Masse au lancement : 54t
Longueur : 12m
Diamètre : 2,3m
Vitesse : Mach 15 (soit 15 fois la vitesse du son)
Portée : 9 000 km à 10 000 km (estimé car données secret défense)
Altitude de croisière : Apogée estimée à 1 200 km
Guidage : Inertiel recalé par visée stellaire
Précision : 200 m
Plateforme de lancement : Sous-marins nucléaires classe Triomphant (mais cela n'exclue pas d'autres supports de lancements qui peuvent rester secrets)

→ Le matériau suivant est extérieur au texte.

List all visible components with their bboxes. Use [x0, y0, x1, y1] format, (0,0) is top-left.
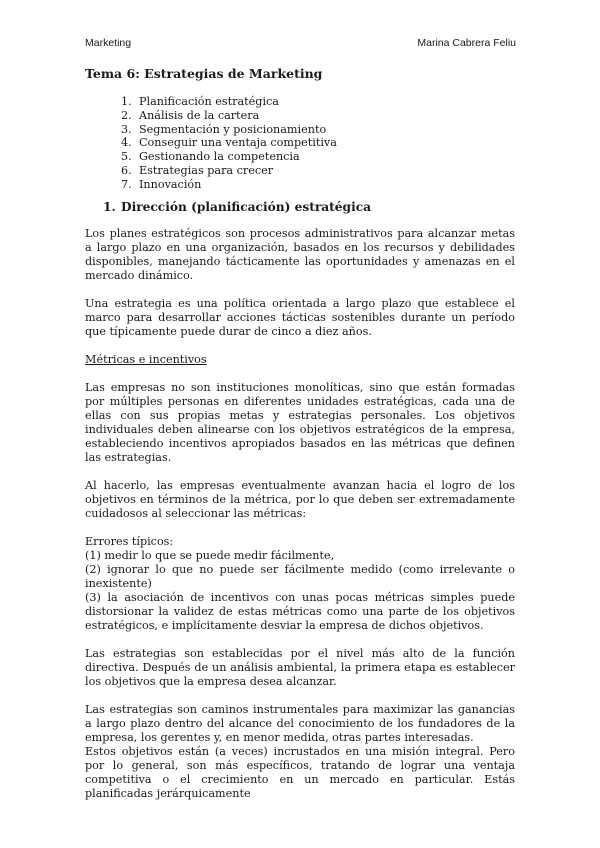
paragraph-strategy-definition: Una estrategia es una política orientada a largo plazo que establece el marco para desarrollar acciones tácticas sostenibles durante un período que típicamente puede durar de cinco a diez años. — [85, 296, 515, 338]
section-heading: 1. Dirección (planificación) estratégica — [103, 199, 372, 214]
paragraph-mission: Estos objetivos están (a veces) incrustados en una misión integral. Pero por lo general, son más específicos, tratando de lograr una ventaja competitiva o el crecimiento en un mercado en particular. Estás planificadas jerárquicamente — [85, 744, 515, 800]
document-title: Tema 6: Estrategias de Marketing — [85, 66, 323, 81]
errors-title: Errores típicos: — [85, 534, 174, 548]
toc-item: 3. Segmentación y posicionamiento — [121, 122, 327, 136]
toc-item: 5. Gestionando la competencia — [121, 150, 300, 164]
toc-item: 1. Planificación estratégica — [121, 95, 279, 108]
paragraph-metrics-selection: Al hacerlo, las empresas eventualmente avanzan hacia el logro de los objetivos en términos de la métrica, por lo que deben ser extremadamente cuidadosos al seleccionar las métricas: — [85, 478, 515, 520]
error-item-2: (2) ignorar lo que no puede ser fácilmente medido (como irrelevante o inexistente) — [85, 562, 515, 590]
paragraph-instrumental-paths: Las estrategias son caminos instrumentales para maximizar las ganancias a largo plazo dentro del alcance del conocimiento de los fundadores de la empresa, los gerentes y, en menor medida, otras partes interesadas. — [85, 702, 515, 744]
subheading-metrics: Métricas e incentivos — [85, 352, 207, 366]
toc-item: 2. Análisis de la cartera — [121, 108, 260, 122]
toc-item: 7. Innovación — [121, 177, 202, 191]
header-subject: Marketing — [85, 37, 132, 49]
toc-item: 4. Conseguir una ventaja competitiva — [121, 136, 337, 150]
error-item-1: (1) medir lo que se puede medir fácilmente, — [85, 548, 335, 562]
paragraph-companies: Las empresas no son instituciones monolíticas, sino que están formadas por múltiples personas en diferentes unidades estratégicas, cada una de ellas con sus propias metas y estrategias personales. Los objetivos individuales deben alinearse con los objetivos estratégicos de la empresa, estableciendo incentivos apropiados basados en las métricas que definen las estrategias. — [85, 380, 515, 464]
header-author: Marina Cabrera Feliu — [417, 37, 516, 49]
paragraph-directive-level: Las estrategias son establecidas por el nivel más alto de la función directiva. Después de un análisis ambiental, la primera etapa es establecer los objetivos que la empresa desea alcanzar. — [85, 646, 515, 688]
toc-item: 6. Estrategias para crecer — [121, 163, 274, 177]
paragraph-strategic-plans: Los planes estratégicos son procesos administrativos para alcanzar metas a largo plazo en una organización, basados en los recursos y debilidades disponibles, manejando tácticamente las oportunidades y amenazas en el mercado dinámico. — [85, 226, 515, 282]
table-of-contents — [85, 95, 515, 192]
error-item-3: (3) la asociación de incentivos con unas pocas métricas simples puede distorsionar la validez de estas métricas como una parte de los objetivos estratégicos, e implícitamente desviar la empresa de dichos objetivos. — [85, 590, 515, 632]
page-header — [85, 37, 516, 49]
page-content — [85, 67, 515, 801]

En conclusion : Nos missiles M51 sont installés à bord de nos sous-marins nucléaires et avec une portée de 9 à 10000 km, une vitesse de Mach 15 et leurs têtes multiples, ils sont également inarrêtables. Leur puissance est certes inférieure à celle de Satan II, mais elle est 1000 fois celle de la bombe d'Hiroshima et Nagasaki. Quant on sait que ces premières bombes ont rasées ces deux villes et tuées des centaines de milliers de personnes, on peut imaginer ce qu'une puissance 1000 fois supérieure peut faire ! Nos missiles peuvent aussi se déverser sur n'importe quel point du globe, et détruire un pays tel que la Russie dans un délai de quelques minutes ! Quand on sait tout cela, quel pays serait assez fou pour vouloir s'attaquer à nous ?

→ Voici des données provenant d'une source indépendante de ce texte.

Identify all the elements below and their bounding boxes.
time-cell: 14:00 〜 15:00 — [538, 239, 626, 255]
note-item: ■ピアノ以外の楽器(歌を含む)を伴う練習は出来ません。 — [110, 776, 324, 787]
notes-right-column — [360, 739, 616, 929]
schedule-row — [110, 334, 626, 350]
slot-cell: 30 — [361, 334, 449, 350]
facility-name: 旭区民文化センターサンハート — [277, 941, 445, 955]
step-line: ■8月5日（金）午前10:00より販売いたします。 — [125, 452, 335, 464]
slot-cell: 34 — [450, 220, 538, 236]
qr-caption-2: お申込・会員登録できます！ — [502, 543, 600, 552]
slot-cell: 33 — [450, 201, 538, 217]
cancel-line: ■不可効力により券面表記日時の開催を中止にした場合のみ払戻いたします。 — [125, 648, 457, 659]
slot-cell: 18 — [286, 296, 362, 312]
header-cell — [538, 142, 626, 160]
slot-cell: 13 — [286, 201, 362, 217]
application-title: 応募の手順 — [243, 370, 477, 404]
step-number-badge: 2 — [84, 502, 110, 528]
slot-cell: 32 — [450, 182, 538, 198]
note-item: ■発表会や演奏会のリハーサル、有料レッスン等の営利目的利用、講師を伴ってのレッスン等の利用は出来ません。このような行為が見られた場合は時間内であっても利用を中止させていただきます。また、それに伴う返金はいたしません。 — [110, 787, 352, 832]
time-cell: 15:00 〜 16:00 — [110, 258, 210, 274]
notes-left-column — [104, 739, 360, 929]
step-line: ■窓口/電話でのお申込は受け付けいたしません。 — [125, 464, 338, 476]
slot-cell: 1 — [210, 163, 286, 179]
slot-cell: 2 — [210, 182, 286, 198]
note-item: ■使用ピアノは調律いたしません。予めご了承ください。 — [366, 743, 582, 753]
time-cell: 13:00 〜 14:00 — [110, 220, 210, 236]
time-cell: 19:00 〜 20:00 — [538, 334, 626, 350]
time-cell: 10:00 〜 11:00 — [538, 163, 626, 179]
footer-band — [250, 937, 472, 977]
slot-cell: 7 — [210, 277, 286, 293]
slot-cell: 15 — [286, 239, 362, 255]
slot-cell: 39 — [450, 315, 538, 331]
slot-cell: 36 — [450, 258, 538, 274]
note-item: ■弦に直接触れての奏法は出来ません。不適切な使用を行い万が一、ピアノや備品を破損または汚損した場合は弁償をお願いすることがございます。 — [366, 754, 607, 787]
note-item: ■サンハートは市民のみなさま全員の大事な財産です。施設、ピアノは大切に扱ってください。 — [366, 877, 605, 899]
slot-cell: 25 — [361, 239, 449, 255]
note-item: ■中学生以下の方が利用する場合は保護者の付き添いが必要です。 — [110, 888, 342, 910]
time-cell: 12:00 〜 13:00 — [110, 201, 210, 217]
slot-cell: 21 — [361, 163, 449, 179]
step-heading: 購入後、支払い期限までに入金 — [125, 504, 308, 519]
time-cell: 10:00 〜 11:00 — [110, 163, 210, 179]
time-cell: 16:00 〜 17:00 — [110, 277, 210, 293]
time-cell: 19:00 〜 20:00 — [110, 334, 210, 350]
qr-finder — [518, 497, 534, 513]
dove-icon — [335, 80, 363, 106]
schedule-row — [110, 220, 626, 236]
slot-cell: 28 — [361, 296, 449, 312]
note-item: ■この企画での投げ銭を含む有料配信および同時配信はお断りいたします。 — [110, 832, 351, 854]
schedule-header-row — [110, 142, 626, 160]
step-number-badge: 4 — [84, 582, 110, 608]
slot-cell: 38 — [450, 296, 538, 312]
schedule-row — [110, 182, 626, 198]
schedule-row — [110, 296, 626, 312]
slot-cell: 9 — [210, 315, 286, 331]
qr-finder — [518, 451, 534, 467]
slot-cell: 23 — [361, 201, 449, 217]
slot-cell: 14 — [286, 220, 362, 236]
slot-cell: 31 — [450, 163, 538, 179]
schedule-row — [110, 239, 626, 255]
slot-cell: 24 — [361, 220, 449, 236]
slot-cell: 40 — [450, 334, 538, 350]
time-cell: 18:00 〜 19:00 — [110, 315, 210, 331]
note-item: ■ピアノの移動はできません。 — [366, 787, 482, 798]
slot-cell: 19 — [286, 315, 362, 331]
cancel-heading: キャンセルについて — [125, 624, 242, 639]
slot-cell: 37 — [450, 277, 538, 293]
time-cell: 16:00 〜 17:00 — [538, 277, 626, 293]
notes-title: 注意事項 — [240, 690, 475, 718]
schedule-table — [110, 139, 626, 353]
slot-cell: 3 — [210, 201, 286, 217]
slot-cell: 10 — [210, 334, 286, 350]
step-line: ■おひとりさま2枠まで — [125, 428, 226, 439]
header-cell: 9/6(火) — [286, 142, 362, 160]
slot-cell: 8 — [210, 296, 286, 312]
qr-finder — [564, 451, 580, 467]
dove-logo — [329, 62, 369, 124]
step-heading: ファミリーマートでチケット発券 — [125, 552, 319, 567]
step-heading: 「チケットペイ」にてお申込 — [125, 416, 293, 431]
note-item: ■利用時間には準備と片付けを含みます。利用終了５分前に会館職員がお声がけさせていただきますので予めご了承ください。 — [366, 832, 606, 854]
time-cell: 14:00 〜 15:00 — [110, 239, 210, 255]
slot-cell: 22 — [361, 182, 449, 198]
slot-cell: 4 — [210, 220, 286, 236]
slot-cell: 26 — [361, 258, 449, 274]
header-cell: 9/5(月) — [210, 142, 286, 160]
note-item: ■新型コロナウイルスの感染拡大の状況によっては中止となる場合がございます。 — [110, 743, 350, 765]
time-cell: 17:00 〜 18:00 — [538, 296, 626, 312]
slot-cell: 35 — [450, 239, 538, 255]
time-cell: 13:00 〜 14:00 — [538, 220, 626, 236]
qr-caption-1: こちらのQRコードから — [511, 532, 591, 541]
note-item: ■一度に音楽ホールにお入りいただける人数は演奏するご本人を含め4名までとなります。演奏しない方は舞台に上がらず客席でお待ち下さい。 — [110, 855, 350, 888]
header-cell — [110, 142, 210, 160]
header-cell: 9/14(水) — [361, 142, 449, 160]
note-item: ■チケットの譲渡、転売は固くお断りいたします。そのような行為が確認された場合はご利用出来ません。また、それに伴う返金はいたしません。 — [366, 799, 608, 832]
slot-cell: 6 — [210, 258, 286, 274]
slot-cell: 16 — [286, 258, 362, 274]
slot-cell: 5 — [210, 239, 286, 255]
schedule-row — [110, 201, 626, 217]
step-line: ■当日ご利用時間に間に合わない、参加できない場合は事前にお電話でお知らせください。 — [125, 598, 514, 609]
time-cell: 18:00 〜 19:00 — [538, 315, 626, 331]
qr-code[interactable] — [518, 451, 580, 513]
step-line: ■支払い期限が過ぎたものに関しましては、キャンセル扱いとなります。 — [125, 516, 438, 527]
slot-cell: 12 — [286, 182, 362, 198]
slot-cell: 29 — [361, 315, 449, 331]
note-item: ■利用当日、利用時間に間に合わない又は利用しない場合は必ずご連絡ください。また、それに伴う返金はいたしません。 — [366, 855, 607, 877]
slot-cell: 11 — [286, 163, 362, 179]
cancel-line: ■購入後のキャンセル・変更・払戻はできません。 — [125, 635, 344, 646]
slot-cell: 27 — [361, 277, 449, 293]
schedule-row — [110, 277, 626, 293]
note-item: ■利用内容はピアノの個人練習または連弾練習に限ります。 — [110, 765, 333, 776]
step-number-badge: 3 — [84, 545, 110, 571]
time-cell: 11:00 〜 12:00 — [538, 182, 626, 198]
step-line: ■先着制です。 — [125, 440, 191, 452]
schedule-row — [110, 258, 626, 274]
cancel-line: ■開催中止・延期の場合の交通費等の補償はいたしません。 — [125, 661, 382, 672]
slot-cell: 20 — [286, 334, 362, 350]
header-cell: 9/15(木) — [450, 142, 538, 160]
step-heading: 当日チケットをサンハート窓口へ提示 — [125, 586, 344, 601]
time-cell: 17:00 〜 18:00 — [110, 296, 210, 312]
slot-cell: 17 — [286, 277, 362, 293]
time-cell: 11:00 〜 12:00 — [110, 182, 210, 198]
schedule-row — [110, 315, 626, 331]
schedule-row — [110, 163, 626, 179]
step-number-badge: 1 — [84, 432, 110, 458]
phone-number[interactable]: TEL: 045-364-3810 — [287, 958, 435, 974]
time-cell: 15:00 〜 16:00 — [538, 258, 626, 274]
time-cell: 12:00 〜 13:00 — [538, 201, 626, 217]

Conquérir la France présente donc pas mal de risques. En 2022, une invasion de la France par la Russie n'est plus à l'ordre du jour. L'armée russe n'est plus que l’ombre de ce qu'elle était du point de vue logistique durant le temps de l'URSS. La taille de l'armée n'est tout simplement plus suffisante pour des opérations d'expéditions de longue durée. Ce n'est pas le cas seulement pour l'armée de terre russe, mais également pour l'armée de l'air et la marine. L'armée de la France n’est pas très grande en nombre, mais ses soldats sont bien entrainés, elle est bien équipée, et de manière générale assez bien organisée. Tout ça bien sûr est conditionné au fait que les russes n'ont pas tiré une seule torpille nucléaire sur le pays, qui provoquerait une riposte nucléaire française, et une invasion de la Russie en retour par les pays de l'OTAN. Prenons pour poursuivre l'hypothèse que ces deux risques ne se réalisent pas, en faisant les conjectures suivantes :
-La riposte nucléaire implique que l'on dispose d'un chef d'Etat qui ait le cran d'annihiler (et surtout qui maintienne aux yeux de l'adversaire l'apparence d'être prêt à le faire) des millions de personnes. Avec une grande majorité d'innocents dans le lot. D'aucuns diront que l'on pourrait se concentrer sur les forces armées, c'était le principe des missiles tactiques (notamment Pluton), capables de vaporiser un régiment (1000 à 2000 hommes). Nous avons démantelé cette capacité.
-On sait qu'aujourd'hui la population et les politiques sont acquis à un certain nombre d'idées humanistes, en tout cas bien plus que quelques décennies en arrière.
-Les États-Unis se feront fort de combattre russes et chinois, mais malgré l'énormité de leur armée leurs moyens ne sont pas illimités. Aussi une crise économique forte, des dissensions diplomatiques, ou un engagement majeur en Extrême-Orient pourrait réduire leur capacité d'action en Europe. Et si les belligérants appartiennent à l'OTAN, une mesure trop extrême pourrait faire basculer un allié dans une autre faction, auquel cas ils éviteront de séparer par la force leurs petits camarades.
Pour toutes ces raisons, pour pouvoir donner une réplique qui ne soit :
-Ni nucléaire,
-Ni doctrinalement et matériellement inadaptée,
-Ni une reddition pure et simple,
La France doit réactiver sa capacité à faire la guerre conventionnelle à haute intensité.